What a bizarre, backwards, prudish country we live in.
A video game that encourages violence and bloody murder is fine, but introduce a sex scene and parents go ballistic. The same thing happens with film:
An explicit sex scene involving two men and a woman in Canadian director Atom Egoyan’s latest movie is expected to earn the film a prohibitive rating in the U.S. that, if sustained, will “severely limit” its box office there, Mr. Egoyan predicted yesterday.
The Classification and Ratings Administration of the powerful Motion Picture Association of America plans to reveal its official rating of Mr. Egoyan’s Where the Truth Lies no later than tomorrow. But given what Mr. Egoyan calls “the very conservative climate in America,” he and the film’s North American distributor, Toronto-based ThinkFilm Inc., “strongly suspect” it will be rated NC-17. This means no one 17 years of age or under in the U.S. will be allowed admission, even if accompanied by a parent or legal guardian.

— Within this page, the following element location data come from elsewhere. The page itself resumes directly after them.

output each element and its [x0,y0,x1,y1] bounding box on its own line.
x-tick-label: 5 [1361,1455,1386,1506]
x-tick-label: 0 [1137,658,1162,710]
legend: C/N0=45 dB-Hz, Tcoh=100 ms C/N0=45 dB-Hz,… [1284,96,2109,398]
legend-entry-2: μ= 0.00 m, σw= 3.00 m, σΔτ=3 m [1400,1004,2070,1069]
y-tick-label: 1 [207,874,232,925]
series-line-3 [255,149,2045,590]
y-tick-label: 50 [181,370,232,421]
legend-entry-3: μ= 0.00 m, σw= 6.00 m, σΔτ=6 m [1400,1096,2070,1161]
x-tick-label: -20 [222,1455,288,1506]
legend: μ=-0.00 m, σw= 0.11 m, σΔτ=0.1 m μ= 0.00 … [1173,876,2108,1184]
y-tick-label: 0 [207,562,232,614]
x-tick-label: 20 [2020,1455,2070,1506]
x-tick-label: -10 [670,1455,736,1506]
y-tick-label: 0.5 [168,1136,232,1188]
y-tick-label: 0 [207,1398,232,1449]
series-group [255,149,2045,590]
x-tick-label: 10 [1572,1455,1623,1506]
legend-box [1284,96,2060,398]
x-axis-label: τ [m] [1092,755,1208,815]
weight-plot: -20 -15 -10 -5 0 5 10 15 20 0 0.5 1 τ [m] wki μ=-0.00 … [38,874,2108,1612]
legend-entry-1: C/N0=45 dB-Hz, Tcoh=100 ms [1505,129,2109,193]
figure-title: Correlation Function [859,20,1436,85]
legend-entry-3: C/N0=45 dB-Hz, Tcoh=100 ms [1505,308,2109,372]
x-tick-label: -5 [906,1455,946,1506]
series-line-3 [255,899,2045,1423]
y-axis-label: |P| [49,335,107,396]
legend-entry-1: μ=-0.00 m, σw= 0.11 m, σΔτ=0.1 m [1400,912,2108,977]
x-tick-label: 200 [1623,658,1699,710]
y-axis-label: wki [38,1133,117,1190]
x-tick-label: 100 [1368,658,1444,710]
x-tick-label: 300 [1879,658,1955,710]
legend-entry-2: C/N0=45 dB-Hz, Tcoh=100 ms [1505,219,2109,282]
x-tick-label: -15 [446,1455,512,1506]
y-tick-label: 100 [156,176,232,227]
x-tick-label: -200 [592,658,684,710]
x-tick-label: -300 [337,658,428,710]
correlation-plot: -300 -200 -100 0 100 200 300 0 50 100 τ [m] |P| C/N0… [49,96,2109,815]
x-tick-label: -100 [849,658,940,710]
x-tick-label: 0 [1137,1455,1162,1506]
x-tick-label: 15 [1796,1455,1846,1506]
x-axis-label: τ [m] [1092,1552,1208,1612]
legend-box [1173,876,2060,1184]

While Where the Truth Lies has some tough violence, nudity, lesbian encounters and drug-taking, it is a sex scene involving stars Colin Firth and Kevin Bacon and the film’s female lead, 29-year-old Rachel Blanchard, that seems to be giving U.S. adjudicators trouble — something U.S. observers told Mr. Egoyan he might expect after the movie’s world premiere in May at the Cannes film festival.
“I guess I’m naive; I really had no idea it would be a problem,” the director said at that time.
Now, here’s a question: are film ratings some kind of law, or are they just industry self-regulation? I mean, it’s like TV ratings — no one is going to bust into your house and arrest you (yet) if you let your kids watch a TV-M program.
Here’s what I’d love to do: own my own movie theatre, and screw those stupid censors. If a film was filled with violent images, I wouldn’t let any kids in under, say, 40. And if there was sex, well, assuming it was consensual and loving, what’s wrong with that?